# Kane Heat Mat? Tinfoil?



## nohotegu (Aug 26, 2008)

Two questions:
Anyone have any experience with Kane brand heat mats? Do most people use heat mats in combination with lights to keep up the ambient temp? Aaaaand lastly! I feel like I read something about using tinfoil if you have a screen top to help keep in moisture and humidity. Did I make that up?

 Thank you friends!


----------



## jor71 (Aug 26, 2008)

The tin foil works, that is what I use. I am not familiar with the heat mats, so I can't help you there.

Back to the tinfoil, what I have done is cover up most of the open space with it (taped the edges). I left one part open for the fluorescent and another for the basking light. I also place some wet (not soaked) towels over the covered area for added measures.

You will need to play around until you can get he humidity to 70%.

What size and kind of enclosure are you using?


----------



## KoreanDeathKid (Aug 26, 2008)

i use tile and tin foil, but tin foil just crumples up too easily and i have to replace it once every month or so for many reasons, but it should work
and that just reminds me to replace the tin foil


----------



## DaveDragon (Aug 26, 2008)

We use the tin foil covered with black duct tape, it makes it look more professional. I also add an extra 6" square hole and make a removable flap to adjust humidity.
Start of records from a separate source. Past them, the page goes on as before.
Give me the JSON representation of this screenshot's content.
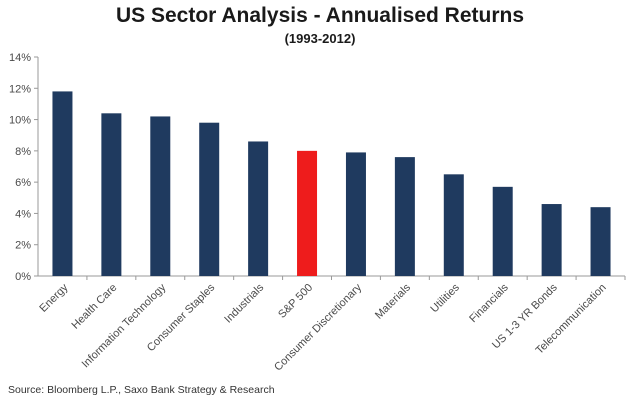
{
  "chart_data": {
    "type": "bar",
    "title": "US Sector Analysis - Annualised Returns",
    "subtitle": "(1993-2012)",
    "categories": [
      "Energy",
      "Health Care",
      "Information Technology",
      "Consumer Staples",
      "Industrials",
      "S&P 500",
      "Consumer Discretionary",
      "Materials",
      "Utilities",
      "Financials",
      "US 1-3 YR Bonds",
      "Telecommunication"
    ],
    "values": [
      11.8,
      10.4,
      10.2,
      9.8,
      8.6,
      8.0,
      7.9,
      7.6,
      6.5,
      5.7,
      4.6,
      4.4
    ],
    "highlight_category": "S&P 500",
    "ylim": [
      0,
      14
    ],
    "yticks": [
      0,
      2,
      4,
      6,
      8,
      10,
      12,
      14
    ],
    "ytick_labels": [
      "0%",
      "2%",
      "4%",
      "6%",
      "8%",
      "10%",
      "12%",
      "14%"
    ],
    "xlabel": "",
    "ylabel": "",
    "grid": false,
    "legend": "none",
    "colors": {
      "bar": "#1f3a5f",
      "highlight": "#ee1c1c",
      "axis": "#999999",
      "label": "#4a4a4a"
    }
  },
  "footer": {
    "source": "Source: Bloomberg L.P., Saxo Bank Strategy & Research"
  }
}
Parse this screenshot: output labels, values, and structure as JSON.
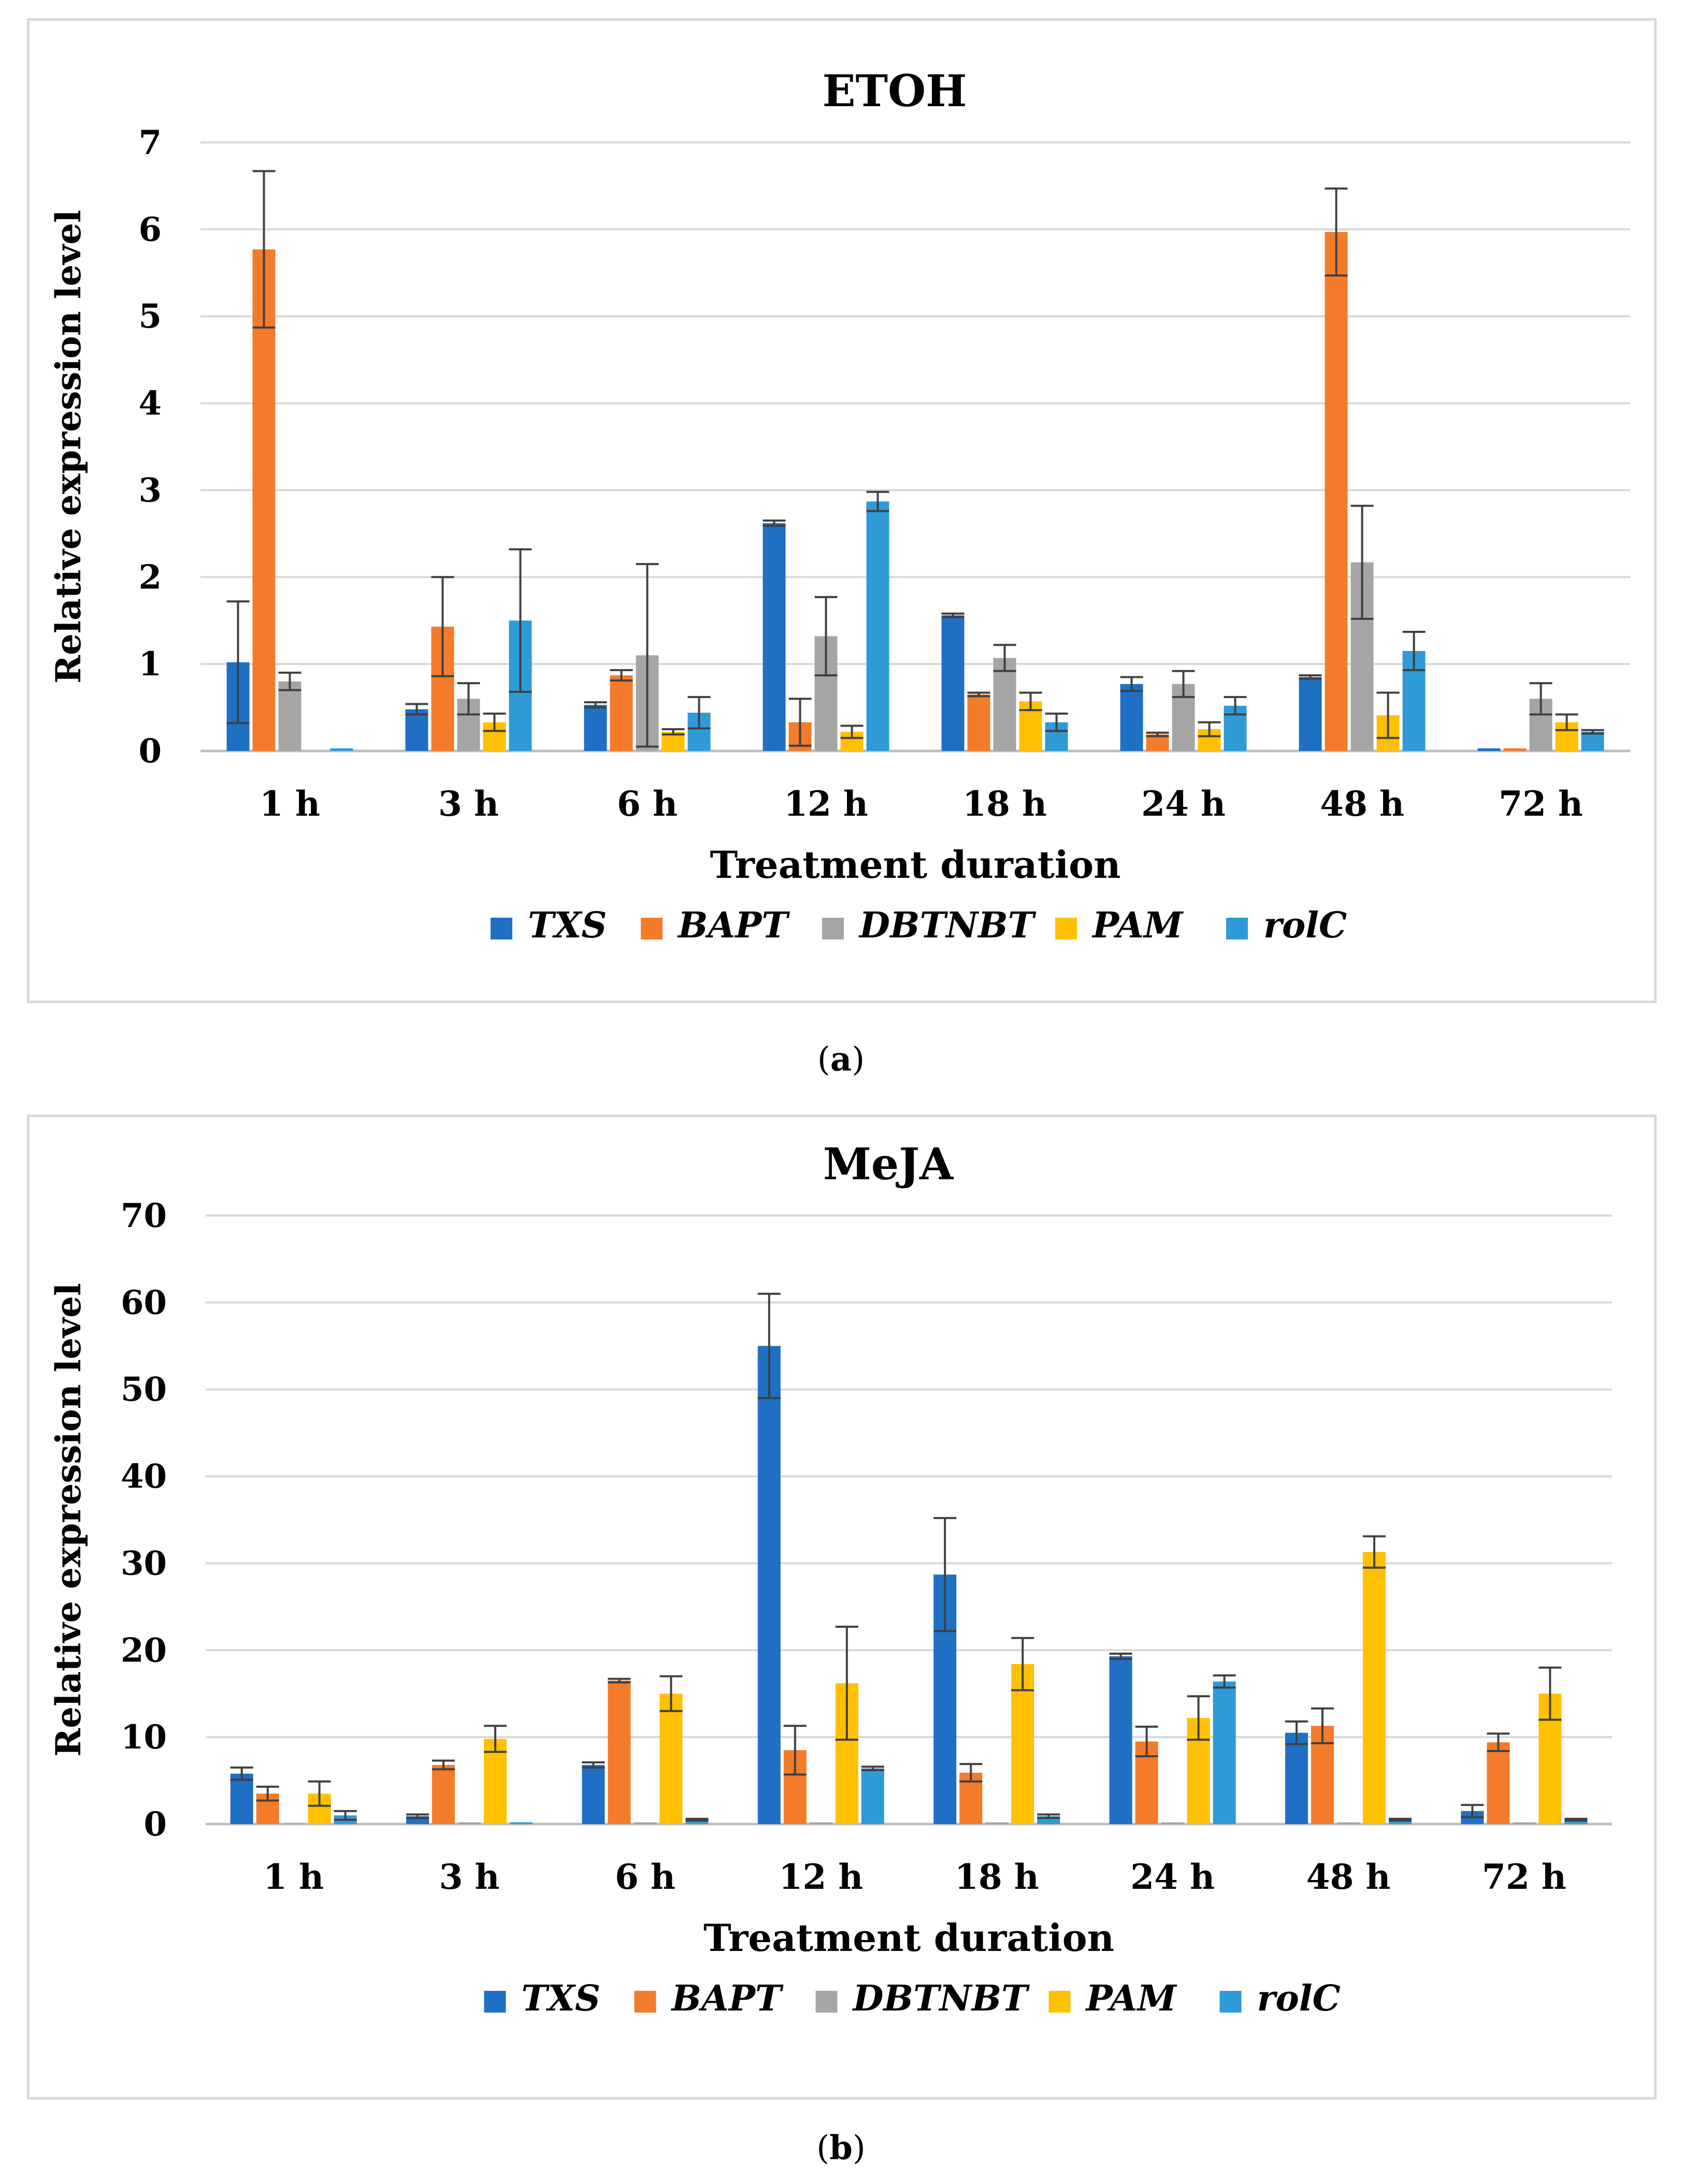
{
  "series_names": [
    "TXS",
    "BAPT",
    "DBTNBT",
    "PAM",
    "rolC"
  ],
  "series_colors": [
    "#1f6fc5",
    "#f47b2a",
    "#a5a5a5",
    "#ffc000",
    "#2e9bd6"
  ],
  "chart_data": [
    {
      "type": "bar",
      "panel_label": "a",
      "title": "ETOH",
      "xlabel": "Treatment duration",
      "ylabel": "Relative  expression level",
      "ylim": [
        0,
        7
      ],
      "yticks": [
        0,
        1,
        2,
        3,
        4,
        5,
        6,
        7
      ],
      "categories": [
        "1 h",
        "3 h",
        "6 h",
        "12 h",
        "18 h",
        "24 h",
        "48 h",
        "72 h"
      ],
      "series": [
        {
          "name": "TXS",
          "values": [
            1.02,
            0.48,
            0.53,
            2.62,
            1.56,
            0.77,
            0.85,
            0.03
          ],
          "errors": [
            0.7,
            0.06,
            0.03,
            0.03,
            0.02,
            0.08,
            0.02,
            0.0
          ]
        },
        {
          "name": "BAPT",
          "values": [
            5.77,
            1.43,
            0.87,
            0.33,
            0.65,
            0.19,
            5.97,
            0.03
          ],
          "errors": [
            0.9,
            0.57,
            0.06,
            0.27,
            0.02,
            0.02,
            0.5,
            0.0
          ]
        },
        {
          "name": "DBTNBT",
          "values": [
            0.8,
            0.6,
            1.1,
            1.32,
            1.07,
            0.77,
            2.17,
            0.6
          ],
          "errors": [
            0.1,
            0.18,
            1.05,
            0.45,
            0.15,
            0.15,
            0.65,
            0.18
          ]
        },
        {
          "name": "PAM",
          "values": [
            0.0,
            0.33,
            0.22,
            0.22,
            0.57,
            0.25,
            0.41,
            0.33
          ],
          "errors": [
            0.0,
            0.1,
            0.03,
            0.07,
            0.1,
            0.08,
            0.26,
            0.09
          ]
        },
        {
          "name": "rolC",
          "values": [
            0.03,
            1.5,
            0.44,
            2.87,
            0.33,
            0.52,
            1.15,
            0.22
          ],
          "errors": [
            0.0,
            0.82,
            0.18,
            0.11,
            0.1,
            0.1,
            0.22,
            0.02
          ]
        }
      ]
    },
    {
      "type": "bar",
      "panel_label": "b",
      "title": "MeJA",
      "xlabel": "Treatment duration",
      "ylabel": "Relative  expression level",
      "ylim": [
        0,
        70
      ],
      "yticks": [
        0,
        10,
        20,
        30,
        40,
        50,
        60,
        70
      ],
      "categories": [
        "1 h",
        "3 h",
        "6 h",
        "12 h",
        "18 h",
        "24 h",
        "48 h",
        "72 h"
      ],
      "series": [
        {
          "name": "TXS",
          "values": [
            5.8,
            0.9,
            6.8,
            55.0,
            28.7,
            19.3,
            10.5,
            1.5
          ],
          "errors": [
            0.7,
            0.2,
            0.3,
            6.0,
            6.5,
            0.3,
            1.3,
            0.7
          ]
        },
        {
          "name": "BAPT",
          "values": [
            3.5,
            6.8,
            16.5,
            8.5,
            5.9,
            9.5,
            11.3,
            9.4
          ],
          "errors": [
            0.8,
            0.5,
            0.2,
            2.8,
            1.0,
            1.7,
            2.0,
            1.0
          ]
        },
        {
          "name": "DBTNBT",
          "values": [
            0.1,
            0.2,
            0.2,
            0.2,
            0.2,
            0.2,
            0.2,
            0.2
          ],
          "errors": [
            0.0,
            0.0,
            0.0,
            0.0,
            0.0,
            0.0,
            0.0,
            0.0
          ]
        },
        {
          "name": "PAM",
          "values": [
            3.5,
            9.8,
            15.0,
            16.2,
            18.4,
            12.2,
            31.3,
            15.0
          ],
          "errors": [
            1.4,
            1.5,
            2.0,
            6.5,
            3.0,
            2.5,
            1.8,
            3.0
          ]
        },
        {
          "name": "rolC",
          "values": [
            1.0,
            0.2,
            0.5,
            6.4,
            0.9,
            16.4,
            0.5,
            0.5
          ],
          "errors": [
            0.5,
            0.0,
            0.1,
            0.2,
            0.2,
            0.7,
            0.1,
            0.1
          ]
        }
      ]
    }
  ]
}
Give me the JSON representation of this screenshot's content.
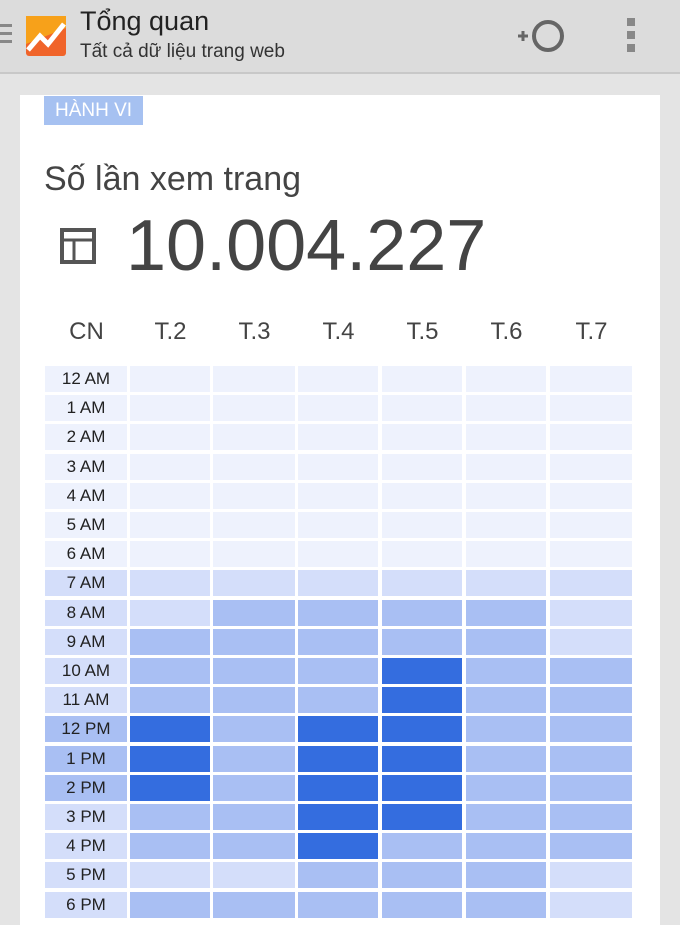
{
  "header": {
    "title": "Tổng quan",
    "subtitle": "Tất cả dữ liệu trang web",
    "icons": [
      "menu-icon",
      "analytics-logo",
      "add-segment-icon",
      "more-vert-icon"
    ]
  },
  "card": {
    "badge": "HÀNH VI",
    "metric_label": "Số lần xem trang",
    "metric_value": "10.004.227",
    "metric_icon": "table-icon"
  },
  "colors": {
    "level0": "#eef2fd",
    "level1": "#d4defa",
    "level2": "#a9bff3",
    "level3": "#346ddf"
  },
  "chart_data": {
    "type": "heatmap",
    "columns": [
      "CN",
      "T.2",
      "T.3",
      "T.4",
      "T.5",
      "T.6",
      "T.7"
    ],
    "rows": [
      {
        "label": "12 AM",
        "label_level": 0,
        "levels": [
          0,
          0,
          0,
          0,
          0,
          0
        ]
      },
      {
        "label": "1 AM",
        "label_level": 0,
        "levels": [
          0,
          0,
          0,
          0,
          0,
          0
        ]
      },
      {
        "label": "2 AM",
        "label_level": 0,
        "levels": [
          0,
          0,
          0,
          0,
          0,
          0
        ]
      },
      {
        "label": "3 AM",
        "label_level": 0,
        "levels": [
          0,
          0,
          0,
          0,
          0,
          0
        ]
      },
      {
        "label": "4 AM",
        "label_level": 0,
        "levels": [
          0,
          0,
          0,
          0,
          0,
          0
        ]
      },
      {
        "label": "5 AM",
        "label_level": 0,
        "levels": [
          0,
          0,
          0,
          0,
          0,
          0
        ]
      },
      {
        "label": "6 AM",
        "label_level": 0,
        "levels": [
          0,
          0,
          0,
          0,
          0,
          0
        ]
      },
      {
        "label": "7 AM",
        "label_level": 1,
        "levels": [
          1,
          1,
          1,
          1,
          1,
          1
        ]
      },
      {
        "label": "8 AM",
        "label_level": 1,
        "levels": [
          1,
          2,
          2,
          2,
          2,
          1
        ]
      },
      {
        "label": "9 AM",
        "label_level": 1,
        "levels": [
          2,
          2,
          2,
          2,
          2,
          1
        ]
      },
      {
        "label": "10 AM",
        "label_level": 1,
        "levels": [
          2,
          2,
          2,
          3,
          2,
          2
        ]
      },
      {
        "label": "11 AM",
        "label_level": 1,
        "levels": [
          2,
          2,
          2,
          3,
          2,
          2
        ]
      },
      {
        "label": "12 PM",
        "label_level": 2,
        "levels": [
          3,
          2,
          3,
          3,
          2,
          2
        ]
      },
      {
        "label": "1 PM",
        "label_level": 2,
        "levels": [
          3,
          2,
          3,
          3,
          2,
          2
        ]
      },
      {
        "label": "2 PM",
        "label_level": 2,
        "levels": [
          3,
          2,
          3,
          3,
          2,
          2
        ]
      },
      {
        "label": "3 PM",
        "label_level": 1,
        "levels": [
          2,
          2,
          3,
          3,
          2,
          2
        ]
      },
      {
        "label": "4 PM",
        "label_level": 1,
        "levels": [
          2,
          2,
          3,
          2,
          2,
          2
        ]
      },
      {
        "label": "5 PM",
        "label_level": 1,
        "levels": [
          1,
          1,
          2,
          2,
          2,
          1
        ]
      },
      {
        "label": "6 PM",
        "label_level": 1,
        "levels": [
          2,
          2,
          2,
          2,
          2,
          1
        ]
      }
    ]
  }
}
I also put the water bowl partially over the UTH to increase humidity. 70% is no problem without misting.


----------



## nohotegu (Aug 26, 2008)

Thats great. I bet the duct tape could help with the tinfoil wrinkling, too. Thank you all so much!


----------



## argus333 (Aug 27, 2008)

i use kane heat pads but only for outside and at night i just use lights inside the wattage depends on how hot the room is. i only need 100 watt bulbs because the room my lizards are in is 80 to 90 on its own.


----------